Dengan shutdown ini, kinerja pemerintah akan lumpuh. Sebanyak 800 ribu pegawai bakal dirumahkan tanpa gaji; hanya 3 juta orang yang masih bekerja. Layanan lain yang akan mati adalah pembuatan paspor, visa, taman nasional, dan layanan pajak.
Selain penonaktifan PNS, shutdown mengakibatkan The Internal Revenue Service (IRS) atau Dinas Pajak AS tidak bisa bekerja. Seluruh audit pajak akan dihentikan karena ketiadaan sumber daya manusia.
Menurut CNN, para pekerja federal hanya akan bekerja selama empat jam sebelum dipulangkan. Militer seharusnya juga diliburkan dan tidak menerima gaji. Namun, Obama dan kongres telah menandatangani peraturan yang memastikan bahwa gaji 1,4 juta tentara bakal tetap dibayarkan tepat waktu.

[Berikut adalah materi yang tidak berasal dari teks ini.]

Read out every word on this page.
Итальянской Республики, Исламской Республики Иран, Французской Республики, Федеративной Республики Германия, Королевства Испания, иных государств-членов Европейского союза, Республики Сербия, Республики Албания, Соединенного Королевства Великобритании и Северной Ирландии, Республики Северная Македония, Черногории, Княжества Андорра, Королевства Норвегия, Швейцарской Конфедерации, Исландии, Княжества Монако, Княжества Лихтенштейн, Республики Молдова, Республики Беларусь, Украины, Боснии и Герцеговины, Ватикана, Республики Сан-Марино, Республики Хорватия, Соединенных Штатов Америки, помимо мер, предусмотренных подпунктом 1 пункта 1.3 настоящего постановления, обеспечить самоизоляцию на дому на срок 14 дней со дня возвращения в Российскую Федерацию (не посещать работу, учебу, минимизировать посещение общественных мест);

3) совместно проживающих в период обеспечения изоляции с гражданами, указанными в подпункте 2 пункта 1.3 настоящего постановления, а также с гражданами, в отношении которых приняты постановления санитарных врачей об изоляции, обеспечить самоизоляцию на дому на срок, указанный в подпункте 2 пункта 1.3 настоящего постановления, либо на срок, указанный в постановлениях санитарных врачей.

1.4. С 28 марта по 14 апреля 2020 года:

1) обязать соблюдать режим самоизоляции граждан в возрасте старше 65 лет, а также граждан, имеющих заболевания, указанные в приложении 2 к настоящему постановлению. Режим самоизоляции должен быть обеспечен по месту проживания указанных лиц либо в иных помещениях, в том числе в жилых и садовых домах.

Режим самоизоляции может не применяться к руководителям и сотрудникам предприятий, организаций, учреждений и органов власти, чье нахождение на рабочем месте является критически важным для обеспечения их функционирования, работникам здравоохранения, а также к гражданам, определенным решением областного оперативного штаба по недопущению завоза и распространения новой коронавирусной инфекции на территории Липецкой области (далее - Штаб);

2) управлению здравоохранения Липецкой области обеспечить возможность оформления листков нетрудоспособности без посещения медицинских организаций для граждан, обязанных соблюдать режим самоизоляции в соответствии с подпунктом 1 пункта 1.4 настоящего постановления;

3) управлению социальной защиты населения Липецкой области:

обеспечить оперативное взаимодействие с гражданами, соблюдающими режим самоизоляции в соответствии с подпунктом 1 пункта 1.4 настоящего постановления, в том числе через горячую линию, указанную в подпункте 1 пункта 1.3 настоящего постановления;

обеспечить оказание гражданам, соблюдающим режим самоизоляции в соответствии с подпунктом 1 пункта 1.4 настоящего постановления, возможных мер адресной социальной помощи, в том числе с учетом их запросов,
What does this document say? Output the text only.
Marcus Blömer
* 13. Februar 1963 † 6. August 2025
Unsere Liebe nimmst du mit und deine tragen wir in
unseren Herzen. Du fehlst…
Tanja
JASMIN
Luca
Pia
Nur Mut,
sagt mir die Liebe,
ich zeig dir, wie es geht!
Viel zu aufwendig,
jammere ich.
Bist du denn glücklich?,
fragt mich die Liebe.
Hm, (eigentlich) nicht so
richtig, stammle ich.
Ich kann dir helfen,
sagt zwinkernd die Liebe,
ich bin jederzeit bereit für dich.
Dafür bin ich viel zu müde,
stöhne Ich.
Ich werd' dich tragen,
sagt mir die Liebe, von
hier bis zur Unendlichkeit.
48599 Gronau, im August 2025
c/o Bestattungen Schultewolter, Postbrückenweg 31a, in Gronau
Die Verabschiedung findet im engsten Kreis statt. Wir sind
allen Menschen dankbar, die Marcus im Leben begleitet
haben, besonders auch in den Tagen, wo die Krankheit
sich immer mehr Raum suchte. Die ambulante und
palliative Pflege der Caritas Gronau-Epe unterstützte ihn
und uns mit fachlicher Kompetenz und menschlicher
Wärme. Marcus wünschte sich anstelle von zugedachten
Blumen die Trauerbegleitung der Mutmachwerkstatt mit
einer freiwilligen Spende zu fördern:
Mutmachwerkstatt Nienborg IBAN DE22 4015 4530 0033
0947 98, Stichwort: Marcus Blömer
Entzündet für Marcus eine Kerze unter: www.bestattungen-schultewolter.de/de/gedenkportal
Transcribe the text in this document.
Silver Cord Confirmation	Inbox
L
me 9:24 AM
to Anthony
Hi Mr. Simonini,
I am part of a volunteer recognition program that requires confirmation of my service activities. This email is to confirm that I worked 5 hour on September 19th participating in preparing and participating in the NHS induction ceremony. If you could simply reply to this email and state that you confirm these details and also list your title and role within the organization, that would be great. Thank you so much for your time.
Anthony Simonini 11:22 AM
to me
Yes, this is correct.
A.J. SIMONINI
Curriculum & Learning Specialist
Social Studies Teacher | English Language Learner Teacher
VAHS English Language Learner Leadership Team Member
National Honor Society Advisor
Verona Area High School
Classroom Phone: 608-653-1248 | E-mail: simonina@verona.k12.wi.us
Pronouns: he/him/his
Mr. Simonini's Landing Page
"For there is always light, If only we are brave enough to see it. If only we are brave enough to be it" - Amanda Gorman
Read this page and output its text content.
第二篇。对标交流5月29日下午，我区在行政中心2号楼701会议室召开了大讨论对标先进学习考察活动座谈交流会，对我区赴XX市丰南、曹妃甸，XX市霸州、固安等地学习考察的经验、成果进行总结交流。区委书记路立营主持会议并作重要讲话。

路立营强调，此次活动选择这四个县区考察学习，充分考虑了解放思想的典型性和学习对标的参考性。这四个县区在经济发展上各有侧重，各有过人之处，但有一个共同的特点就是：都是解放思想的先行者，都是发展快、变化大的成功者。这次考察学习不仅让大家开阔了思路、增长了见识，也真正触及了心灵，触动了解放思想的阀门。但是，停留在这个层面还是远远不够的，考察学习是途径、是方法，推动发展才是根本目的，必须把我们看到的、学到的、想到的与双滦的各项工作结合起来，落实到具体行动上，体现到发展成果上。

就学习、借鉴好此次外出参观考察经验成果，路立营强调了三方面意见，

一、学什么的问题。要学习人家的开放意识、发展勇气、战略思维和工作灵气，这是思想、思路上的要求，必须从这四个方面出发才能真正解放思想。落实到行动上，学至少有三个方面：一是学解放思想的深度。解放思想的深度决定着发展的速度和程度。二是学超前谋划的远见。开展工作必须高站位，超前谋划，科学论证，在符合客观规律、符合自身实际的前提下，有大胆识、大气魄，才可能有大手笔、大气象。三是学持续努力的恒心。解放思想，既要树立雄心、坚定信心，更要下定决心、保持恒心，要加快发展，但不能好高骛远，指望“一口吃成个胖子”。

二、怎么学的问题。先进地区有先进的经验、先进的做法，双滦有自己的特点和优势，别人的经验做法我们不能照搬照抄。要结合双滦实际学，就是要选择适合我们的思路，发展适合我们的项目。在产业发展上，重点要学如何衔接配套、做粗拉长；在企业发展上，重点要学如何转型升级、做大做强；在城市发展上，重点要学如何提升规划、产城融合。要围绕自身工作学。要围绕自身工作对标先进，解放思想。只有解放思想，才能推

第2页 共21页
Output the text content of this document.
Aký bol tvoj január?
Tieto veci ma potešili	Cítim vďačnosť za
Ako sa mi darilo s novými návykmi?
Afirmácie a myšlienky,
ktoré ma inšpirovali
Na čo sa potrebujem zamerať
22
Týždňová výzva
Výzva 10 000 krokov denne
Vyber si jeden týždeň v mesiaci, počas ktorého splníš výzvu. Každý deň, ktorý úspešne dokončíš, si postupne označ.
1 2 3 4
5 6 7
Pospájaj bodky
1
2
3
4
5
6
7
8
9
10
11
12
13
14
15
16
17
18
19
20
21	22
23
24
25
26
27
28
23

Shutdown akan berdampak pada upaya pemulihan sektor properti AS yang ambles. Tidak adanya layanan pemerintah akan membuat penundaan di proses aplikasi kredit perumahan. AS juga akan kehilangan pemasukan dari sektor pariwisata. Pasalnya, proses paspor dan visa akan terhenti. Saat peristiwa ini terjadi pada 1995"1996, 20.000 hingga 30.000 aplikasi visa tidak diproses. Sebanyak 200.000 warga AS yang ingin membuat paspor pun gigit jari.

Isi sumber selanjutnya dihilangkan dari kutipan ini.